One of the reasons that many of us purchase organic is because we don’t want to put food into our bodies that contains synthetic chemicals.
Yet even though we may not eat conventionally-grown food ourselves, we still need to be very aware (and concerned) about what is going on in the non-organic world. Why?
Because the toxic chemicals that are sprayed on conventionally-grown food end up in the water supply.
And the EPA is not doing its job when it comes to protecting the integrity of our water.
WHAT IS ATRAZINE AND WHY YOU NEED TO KNOW ABOUT IT
One of the most widely used chemicals that gets sprayed on conventionally-grown food is Atrazine, a toxic weed killer.
According to 2008 data from the USDA Pesticide Data Program, Atrazine has been found in 94% of of our water supply.
Europeans are so scared of it that they have banned its use there. Not surprisingly, politicians in the U.S. allow it.
76 million pounds of it per year gets dumped on our fields, most of it in the Midwest. Yes, 76 million pounds of it per year.
And the health effects of Atrazine?
– The Pesticide Action Network reports that it has been linked to endocrine disruption, reproductive problems, and cancer.
– The President’s Cancer Panel reported that (PDF) Atrazine “has been shown to affect mammary gland development in animal studies with some findings suggesting multigenerational effects.”
– A new study in Environmental Science reported that women who live in agricultural communities in Illinois experience much great menstrual cycle irregularities than women who live in Vermont, an area where Atrazine is sparingly used.
– Professor Tyrone Hayes, Endocrinologist at the University of California, reported from his research that frogs exposed to Atrazine were turning into hermaphrodites.

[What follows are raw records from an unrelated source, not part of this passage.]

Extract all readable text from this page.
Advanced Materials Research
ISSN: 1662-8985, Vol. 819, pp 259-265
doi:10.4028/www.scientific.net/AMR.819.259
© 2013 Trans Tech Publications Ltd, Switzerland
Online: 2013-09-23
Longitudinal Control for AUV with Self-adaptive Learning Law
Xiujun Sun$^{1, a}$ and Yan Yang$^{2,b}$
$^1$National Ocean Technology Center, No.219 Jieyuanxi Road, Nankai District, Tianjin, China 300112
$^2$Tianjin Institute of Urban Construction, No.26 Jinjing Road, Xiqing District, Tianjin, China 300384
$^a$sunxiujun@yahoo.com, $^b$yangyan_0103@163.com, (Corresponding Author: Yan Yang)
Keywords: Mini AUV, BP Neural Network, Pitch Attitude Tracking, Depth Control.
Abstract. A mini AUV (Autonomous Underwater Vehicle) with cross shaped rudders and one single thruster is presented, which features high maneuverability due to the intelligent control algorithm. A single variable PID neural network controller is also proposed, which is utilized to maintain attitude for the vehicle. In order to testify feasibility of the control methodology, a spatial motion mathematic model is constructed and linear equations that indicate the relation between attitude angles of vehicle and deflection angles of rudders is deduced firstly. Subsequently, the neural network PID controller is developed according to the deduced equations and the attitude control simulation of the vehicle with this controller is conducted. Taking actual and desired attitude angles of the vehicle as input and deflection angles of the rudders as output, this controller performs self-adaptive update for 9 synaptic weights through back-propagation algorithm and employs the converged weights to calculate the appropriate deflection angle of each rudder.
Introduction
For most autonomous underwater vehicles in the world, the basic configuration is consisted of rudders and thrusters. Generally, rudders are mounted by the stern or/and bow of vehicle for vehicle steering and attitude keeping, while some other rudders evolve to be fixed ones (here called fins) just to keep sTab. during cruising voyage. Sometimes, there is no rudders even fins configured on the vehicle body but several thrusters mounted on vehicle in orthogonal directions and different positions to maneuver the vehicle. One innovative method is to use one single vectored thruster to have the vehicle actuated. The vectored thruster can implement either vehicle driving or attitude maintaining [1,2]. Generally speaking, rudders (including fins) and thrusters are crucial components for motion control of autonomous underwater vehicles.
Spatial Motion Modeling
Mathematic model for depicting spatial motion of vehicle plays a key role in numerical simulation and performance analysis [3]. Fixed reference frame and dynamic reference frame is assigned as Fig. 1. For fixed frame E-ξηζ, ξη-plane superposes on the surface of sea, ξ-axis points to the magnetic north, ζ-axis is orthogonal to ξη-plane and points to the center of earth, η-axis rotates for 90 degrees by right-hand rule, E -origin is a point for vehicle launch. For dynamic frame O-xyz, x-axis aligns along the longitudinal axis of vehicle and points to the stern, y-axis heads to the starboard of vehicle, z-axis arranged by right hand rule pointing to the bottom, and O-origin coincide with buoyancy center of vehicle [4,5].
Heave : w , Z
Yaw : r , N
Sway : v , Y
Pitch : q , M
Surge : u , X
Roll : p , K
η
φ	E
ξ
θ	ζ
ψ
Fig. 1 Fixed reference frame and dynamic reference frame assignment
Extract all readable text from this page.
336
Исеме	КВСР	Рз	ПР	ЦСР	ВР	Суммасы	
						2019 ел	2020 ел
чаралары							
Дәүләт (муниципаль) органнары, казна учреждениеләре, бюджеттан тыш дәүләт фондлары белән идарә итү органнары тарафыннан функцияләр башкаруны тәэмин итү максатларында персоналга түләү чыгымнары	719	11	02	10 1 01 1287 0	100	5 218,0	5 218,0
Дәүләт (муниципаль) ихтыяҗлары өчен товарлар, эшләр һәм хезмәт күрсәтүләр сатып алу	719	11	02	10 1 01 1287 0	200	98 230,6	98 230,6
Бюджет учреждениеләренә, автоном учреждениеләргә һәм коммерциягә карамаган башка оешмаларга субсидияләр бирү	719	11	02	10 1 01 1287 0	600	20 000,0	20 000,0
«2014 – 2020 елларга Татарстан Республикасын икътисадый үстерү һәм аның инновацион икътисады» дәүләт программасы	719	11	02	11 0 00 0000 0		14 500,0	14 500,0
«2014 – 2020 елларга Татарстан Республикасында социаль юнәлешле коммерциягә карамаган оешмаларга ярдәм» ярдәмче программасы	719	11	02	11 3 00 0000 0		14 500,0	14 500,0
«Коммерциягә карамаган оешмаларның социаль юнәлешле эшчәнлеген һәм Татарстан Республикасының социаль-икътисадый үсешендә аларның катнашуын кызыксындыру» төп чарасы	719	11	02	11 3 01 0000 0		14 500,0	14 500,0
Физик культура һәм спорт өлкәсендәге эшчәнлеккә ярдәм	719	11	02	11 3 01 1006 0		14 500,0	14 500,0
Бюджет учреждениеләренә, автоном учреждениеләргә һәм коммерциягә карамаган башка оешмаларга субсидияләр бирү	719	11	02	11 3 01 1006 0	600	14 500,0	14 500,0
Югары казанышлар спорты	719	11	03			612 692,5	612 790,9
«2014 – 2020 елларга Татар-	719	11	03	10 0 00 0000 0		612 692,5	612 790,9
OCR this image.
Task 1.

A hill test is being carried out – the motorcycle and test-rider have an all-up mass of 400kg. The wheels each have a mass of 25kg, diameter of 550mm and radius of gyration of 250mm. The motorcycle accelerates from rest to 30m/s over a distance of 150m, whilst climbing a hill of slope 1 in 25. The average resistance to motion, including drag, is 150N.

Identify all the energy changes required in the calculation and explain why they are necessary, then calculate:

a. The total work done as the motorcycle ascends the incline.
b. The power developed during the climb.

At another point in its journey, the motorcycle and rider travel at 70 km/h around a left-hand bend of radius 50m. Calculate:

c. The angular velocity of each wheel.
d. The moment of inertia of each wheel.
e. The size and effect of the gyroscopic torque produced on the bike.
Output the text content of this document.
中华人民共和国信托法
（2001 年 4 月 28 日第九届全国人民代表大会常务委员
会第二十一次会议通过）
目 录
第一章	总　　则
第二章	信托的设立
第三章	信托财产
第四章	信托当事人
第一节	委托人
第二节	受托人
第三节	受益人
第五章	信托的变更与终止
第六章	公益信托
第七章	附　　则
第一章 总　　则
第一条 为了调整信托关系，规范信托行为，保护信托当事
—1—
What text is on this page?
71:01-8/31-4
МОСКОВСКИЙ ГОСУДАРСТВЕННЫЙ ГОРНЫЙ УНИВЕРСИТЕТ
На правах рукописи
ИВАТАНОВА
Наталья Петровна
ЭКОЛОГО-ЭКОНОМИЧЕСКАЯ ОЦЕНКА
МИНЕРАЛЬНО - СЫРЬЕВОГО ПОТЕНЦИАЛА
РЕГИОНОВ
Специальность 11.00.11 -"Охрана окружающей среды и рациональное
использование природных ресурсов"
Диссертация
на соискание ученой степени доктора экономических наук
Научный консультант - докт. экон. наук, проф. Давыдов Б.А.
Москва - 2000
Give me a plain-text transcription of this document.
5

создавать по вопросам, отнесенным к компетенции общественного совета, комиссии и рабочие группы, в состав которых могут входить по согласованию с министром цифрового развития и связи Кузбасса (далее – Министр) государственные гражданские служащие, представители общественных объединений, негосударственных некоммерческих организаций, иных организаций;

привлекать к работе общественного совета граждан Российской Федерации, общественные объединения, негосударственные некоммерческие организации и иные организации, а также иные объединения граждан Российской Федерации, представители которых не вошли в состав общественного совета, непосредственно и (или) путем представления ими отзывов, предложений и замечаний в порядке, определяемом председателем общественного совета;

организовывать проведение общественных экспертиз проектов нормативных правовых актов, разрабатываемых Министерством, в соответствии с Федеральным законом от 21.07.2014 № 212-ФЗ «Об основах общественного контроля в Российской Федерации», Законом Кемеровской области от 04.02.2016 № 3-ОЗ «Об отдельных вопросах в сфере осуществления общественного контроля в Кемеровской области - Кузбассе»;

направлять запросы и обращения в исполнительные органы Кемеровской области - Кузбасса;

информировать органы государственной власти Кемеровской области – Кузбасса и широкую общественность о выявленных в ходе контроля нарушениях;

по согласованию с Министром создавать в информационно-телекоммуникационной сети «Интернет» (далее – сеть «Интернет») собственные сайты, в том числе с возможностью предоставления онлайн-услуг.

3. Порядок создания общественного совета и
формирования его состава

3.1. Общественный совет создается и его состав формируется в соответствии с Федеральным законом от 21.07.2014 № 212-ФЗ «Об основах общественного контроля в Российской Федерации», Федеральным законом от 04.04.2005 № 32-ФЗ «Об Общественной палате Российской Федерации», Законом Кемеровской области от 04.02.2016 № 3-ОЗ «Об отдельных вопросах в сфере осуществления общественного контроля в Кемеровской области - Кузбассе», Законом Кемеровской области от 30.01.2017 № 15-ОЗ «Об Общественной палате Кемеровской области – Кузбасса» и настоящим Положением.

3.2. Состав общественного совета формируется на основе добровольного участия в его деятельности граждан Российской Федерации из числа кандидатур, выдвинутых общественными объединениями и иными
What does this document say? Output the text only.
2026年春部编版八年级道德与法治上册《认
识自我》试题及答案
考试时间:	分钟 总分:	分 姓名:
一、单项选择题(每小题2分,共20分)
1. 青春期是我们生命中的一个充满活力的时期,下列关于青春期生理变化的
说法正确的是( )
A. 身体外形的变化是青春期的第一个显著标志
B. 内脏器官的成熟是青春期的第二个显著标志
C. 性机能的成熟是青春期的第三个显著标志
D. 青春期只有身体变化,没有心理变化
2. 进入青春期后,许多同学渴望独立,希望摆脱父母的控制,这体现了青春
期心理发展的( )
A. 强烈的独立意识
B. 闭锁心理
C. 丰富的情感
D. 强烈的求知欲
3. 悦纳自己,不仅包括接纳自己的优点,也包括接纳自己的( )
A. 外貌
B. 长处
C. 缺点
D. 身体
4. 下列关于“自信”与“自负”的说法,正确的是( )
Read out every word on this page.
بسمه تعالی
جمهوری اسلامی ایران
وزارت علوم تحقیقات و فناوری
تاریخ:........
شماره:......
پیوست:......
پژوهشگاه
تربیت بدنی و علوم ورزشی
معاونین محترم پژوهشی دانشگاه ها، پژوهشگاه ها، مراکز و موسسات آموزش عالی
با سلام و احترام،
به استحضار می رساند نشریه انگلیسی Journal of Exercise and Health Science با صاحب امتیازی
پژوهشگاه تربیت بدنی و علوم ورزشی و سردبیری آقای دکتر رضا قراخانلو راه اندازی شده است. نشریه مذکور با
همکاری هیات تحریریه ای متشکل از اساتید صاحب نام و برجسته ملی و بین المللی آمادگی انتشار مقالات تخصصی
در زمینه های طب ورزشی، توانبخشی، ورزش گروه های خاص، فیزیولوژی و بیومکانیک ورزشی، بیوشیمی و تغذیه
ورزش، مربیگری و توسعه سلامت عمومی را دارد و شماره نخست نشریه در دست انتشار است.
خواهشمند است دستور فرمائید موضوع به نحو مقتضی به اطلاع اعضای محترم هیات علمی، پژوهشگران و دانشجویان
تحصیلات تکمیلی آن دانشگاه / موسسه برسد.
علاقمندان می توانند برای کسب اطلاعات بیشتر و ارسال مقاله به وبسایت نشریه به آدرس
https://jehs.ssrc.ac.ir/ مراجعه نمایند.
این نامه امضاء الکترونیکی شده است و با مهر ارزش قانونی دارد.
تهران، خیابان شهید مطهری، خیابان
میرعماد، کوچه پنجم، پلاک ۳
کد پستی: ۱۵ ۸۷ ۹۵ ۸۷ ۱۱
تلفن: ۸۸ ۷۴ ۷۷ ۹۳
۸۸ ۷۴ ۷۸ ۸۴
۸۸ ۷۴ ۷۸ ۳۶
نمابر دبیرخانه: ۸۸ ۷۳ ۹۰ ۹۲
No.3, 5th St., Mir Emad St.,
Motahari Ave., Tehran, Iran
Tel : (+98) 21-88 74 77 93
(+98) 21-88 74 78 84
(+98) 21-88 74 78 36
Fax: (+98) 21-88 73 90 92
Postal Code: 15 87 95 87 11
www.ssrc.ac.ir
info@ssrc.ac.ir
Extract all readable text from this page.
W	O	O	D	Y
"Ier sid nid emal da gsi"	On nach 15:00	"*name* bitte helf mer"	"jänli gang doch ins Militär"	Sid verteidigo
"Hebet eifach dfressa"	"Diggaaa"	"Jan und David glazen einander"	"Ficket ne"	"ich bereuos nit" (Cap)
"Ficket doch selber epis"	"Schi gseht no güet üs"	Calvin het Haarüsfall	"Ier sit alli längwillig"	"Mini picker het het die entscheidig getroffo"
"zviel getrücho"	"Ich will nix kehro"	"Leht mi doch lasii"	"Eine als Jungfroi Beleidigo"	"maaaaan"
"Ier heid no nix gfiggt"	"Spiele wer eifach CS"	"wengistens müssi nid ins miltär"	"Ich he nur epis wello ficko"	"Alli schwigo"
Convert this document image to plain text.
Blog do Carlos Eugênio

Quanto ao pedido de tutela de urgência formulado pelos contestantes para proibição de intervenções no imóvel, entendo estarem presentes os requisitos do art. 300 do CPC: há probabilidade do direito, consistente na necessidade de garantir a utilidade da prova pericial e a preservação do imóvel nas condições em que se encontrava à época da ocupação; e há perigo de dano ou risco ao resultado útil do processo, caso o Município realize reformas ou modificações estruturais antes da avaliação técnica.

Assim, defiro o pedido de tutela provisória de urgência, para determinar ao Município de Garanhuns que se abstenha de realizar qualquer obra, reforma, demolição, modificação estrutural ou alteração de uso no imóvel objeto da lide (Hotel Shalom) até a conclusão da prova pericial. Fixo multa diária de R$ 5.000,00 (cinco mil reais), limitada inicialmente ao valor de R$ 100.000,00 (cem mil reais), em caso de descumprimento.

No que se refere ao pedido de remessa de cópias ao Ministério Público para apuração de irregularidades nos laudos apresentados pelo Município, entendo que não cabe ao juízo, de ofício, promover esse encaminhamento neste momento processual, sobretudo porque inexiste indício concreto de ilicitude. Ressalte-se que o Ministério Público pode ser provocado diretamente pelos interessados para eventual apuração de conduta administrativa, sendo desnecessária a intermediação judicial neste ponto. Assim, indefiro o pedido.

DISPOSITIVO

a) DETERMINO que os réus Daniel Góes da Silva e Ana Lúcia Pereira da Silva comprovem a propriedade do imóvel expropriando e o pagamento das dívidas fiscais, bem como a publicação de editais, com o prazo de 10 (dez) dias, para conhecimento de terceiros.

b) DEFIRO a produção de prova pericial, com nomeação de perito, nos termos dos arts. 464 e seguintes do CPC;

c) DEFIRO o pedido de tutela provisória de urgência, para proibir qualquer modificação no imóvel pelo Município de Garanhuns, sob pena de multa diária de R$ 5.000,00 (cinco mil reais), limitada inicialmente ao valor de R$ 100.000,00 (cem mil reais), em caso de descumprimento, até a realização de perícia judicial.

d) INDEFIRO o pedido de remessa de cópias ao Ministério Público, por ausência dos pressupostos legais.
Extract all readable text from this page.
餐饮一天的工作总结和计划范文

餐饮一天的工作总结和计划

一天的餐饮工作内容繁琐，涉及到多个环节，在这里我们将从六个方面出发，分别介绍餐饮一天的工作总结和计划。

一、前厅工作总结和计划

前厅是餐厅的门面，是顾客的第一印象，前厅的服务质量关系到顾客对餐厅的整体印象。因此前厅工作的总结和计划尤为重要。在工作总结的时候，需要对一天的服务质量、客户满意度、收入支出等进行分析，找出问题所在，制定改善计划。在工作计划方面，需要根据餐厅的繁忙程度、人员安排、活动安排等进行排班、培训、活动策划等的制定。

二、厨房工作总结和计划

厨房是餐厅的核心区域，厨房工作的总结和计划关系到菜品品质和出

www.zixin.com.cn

Syngenta, the world’s largest chemical manufacturer and maker of Atrazine, tried to convince Professor Hayes not to publish the results from his research, but he did not give in to their pressure.
Below is a MUST-WATCH video about Atrazine by The Huffington Post Investigative Fund.
RECENT (IN)ACTION BY THE EPA
Even though the EPA officially says that Atrazine is “not likely to be a carcinogen”, the agency’s independent Scientific Advisory Panel had a different conclusion when it met this past July.
In minutes from the meeting which were just released last week, the panel said that there was “suggestive evidence of carcinogenic potential” for ovarian cancer, non-Hodgkin’s lymphoma, hairy-cell leukemia, and thyroid cancer.
(Currently, the EPA lumps all forms of cancers together, instead of isolating each one to determine if Atrazine may have caused it, and therefore makes its general conclusion about the chemical’s likelihood of causing cancer.)
The minutes from the meeting also said many on the panel believed that “the epidemiology data failed to provide compelling evidence that Atrazine is not carcinogenic.”
Essentially, the independent panel disagrees with the EPA’s assessment of Atrazine and believes that the EPA should change its officially position from “unlikely to be carcinogenic” to “inadequate information to assess carcinogenic potential.”
Will the EPA take the advice of its scientific advisory panel anytime soon?
Lobbyists for the chemical industry have tremendous influence in Washington D.C., and any change in Atrazine’s regulatory status could potentially impact Syngenta’s sales numbers.
As we see time and time again, the health of our citizens takes a back seat when it comes to profits of major food and chemical companies.
WHAT CAN YOU DO?
Given that the EPA isn’t going to crack down on the chemical companies anytime soon, here are a few important things that we can do:
– Continue to support and eat organic food. By consuming organic food, we are keeping toxic chemicals out of our bodies AND our public water supply.
– Make sure our kids are getting organic food. Researchers from Harvard have said that children who are exposed to above-average levels of pesticides will be twice as likely to suffer from ADHD.